New rules limiting the amount of mercury emitted from coal-fired power plants are expected to have a significant impact on human health.
In a report released today, researchers say those rules also could benefit wildlife -- from bats to songbirds.
The study, "Hidden Risk," was by the Biodiversity Research Institute, a Maine nonprofit that focuses on emerging threats to the environment. It was funded, in part, by the Nature Conservancy.
Among its major findings:
- Mercury amounts found in several songbird species, including the saltmarsh sparrow and rusty blackbird, may reduce their reproductive success.
- Bats in the northeastern U.S. have mercury levels at which adverse impacts can be expected.

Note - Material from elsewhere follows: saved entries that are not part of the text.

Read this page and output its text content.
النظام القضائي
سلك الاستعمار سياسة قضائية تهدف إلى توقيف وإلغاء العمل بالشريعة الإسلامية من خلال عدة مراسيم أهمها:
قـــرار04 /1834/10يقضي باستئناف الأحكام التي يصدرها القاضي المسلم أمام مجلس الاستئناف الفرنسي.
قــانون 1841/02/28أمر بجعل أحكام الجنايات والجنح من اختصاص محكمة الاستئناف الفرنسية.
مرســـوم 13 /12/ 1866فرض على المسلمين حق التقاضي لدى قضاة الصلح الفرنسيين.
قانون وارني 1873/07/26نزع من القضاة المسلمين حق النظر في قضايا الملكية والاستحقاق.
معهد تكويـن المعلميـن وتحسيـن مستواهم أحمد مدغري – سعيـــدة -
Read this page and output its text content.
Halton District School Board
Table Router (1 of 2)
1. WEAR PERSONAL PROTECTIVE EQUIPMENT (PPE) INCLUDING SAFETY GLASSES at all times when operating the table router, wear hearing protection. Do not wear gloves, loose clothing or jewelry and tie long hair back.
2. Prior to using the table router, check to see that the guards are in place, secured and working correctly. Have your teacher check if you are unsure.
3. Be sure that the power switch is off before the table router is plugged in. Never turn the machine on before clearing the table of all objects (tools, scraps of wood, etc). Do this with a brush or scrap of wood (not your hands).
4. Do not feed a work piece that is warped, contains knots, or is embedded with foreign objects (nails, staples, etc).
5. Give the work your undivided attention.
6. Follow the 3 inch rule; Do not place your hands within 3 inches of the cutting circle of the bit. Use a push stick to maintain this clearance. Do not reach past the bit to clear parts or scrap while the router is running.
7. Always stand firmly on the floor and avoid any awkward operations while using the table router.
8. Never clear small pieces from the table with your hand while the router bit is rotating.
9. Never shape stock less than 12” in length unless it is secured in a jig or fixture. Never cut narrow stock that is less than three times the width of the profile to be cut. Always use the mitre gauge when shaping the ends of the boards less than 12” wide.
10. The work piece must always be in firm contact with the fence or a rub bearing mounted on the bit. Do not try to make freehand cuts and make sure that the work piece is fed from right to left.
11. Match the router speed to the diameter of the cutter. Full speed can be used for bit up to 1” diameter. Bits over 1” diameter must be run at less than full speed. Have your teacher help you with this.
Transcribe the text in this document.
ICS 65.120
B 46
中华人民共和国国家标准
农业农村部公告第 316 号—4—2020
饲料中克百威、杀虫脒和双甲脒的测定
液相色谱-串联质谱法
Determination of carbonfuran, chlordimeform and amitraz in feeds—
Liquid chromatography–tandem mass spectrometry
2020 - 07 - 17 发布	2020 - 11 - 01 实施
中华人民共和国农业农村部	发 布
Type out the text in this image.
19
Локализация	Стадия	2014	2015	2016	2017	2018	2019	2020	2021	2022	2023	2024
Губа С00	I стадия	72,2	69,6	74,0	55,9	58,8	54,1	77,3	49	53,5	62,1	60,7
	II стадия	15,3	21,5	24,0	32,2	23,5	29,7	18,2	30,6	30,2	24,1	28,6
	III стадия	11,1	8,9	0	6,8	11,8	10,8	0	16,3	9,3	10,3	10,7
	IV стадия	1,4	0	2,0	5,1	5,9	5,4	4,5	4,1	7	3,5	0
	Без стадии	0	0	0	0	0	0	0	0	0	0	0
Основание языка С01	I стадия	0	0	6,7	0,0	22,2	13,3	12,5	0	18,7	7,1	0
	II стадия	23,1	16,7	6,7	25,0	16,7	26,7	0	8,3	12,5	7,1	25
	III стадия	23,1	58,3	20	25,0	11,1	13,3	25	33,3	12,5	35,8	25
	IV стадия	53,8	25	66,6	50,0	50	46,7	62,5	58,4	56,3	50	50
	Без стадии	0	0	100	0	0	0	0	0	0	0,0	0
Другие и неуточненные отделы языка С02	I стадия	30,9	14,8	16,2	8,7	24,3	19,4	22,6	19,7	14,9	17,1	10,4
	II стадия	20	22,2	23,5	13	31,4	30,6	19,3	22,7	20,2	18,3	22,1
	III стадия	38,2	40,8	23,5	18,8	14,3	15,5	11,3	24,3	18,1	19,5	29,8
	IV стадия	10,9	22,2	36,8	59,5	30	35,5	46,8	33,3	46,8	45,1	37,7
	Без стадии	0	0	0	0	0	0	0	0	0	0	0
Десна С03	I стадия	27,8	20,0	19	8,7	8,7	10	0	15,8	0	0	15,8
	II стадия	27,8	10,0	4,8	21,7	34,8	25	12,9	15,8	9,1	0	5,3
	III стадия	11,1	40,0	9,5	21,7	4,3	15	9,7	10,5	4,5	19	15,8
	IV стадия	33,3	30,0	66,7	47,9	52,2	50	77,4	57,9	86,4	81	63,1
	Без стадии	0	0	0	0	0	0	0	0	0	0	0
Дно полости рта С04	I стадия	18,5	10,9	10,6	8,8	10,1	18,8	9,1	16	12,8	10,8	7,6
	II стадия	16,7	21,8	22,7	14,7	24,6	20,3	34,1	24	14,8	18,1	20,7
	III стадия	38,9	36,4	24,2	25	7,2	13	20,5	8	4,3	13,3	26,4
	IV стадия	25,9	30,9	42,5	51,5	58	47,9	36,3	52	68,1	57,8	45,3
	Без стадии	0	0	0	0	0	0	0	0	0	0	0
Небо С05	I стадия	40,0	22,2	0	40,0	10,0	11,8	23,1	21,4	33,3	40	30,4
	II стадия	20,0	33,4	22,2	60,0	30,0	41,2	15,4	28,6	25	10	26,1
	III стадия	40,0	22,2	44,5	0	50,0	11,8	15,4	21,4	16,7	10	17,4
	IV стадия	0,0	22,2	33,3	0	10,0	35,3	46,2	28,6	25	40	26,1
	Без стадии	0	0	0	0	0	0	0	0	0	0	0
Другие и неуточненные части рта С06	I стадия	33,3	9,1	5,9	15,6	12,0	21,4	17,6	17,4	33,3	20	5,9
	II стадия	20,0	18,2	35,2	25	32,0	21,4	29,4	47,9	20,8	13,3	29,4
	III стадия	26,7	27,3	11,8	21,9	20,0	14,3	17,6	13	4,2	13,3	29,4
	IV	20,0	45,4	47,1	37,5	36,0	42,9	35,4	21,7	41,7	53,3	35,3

Mercury, a neurotoxin, is released when coal is burned. Once airborne, it can be transported long distances before falling back to earth. Once there, it migrates into waterways, where it is transformed into a more potent and harmful form, methylmercury. The chemical is ingested by organisms and works its way up the food chain. Many waterways in Pennsylvania and New Jersey have "advisories" warning people not to eat the fish because of mercury contamination.
Anthony DePalma has written a story about the study in today's New York Times.
He notes that "Songbirds with blood mercury levels of just 0.7 parts per million generally showed a 10 percent reduction in the rate at which eggs successfully hatched. As mercury increases, reproduction decreases. At mercury levels of greater than 1.7 parts per million, the ability of eggs to hatch is reduced by more than 30 percent, according to the study."
DePalma quotes Joanna Burger, a behavioral ecologist at Rutgers University who has studied mercury contamination in animals. “It’s incredibly important that someone is following what is happening to these birds,” she said. “The birds not only act as sentinels to what is happening in nature, but the results of these studies propose hypotheses for effects that have not yet been identified for people.”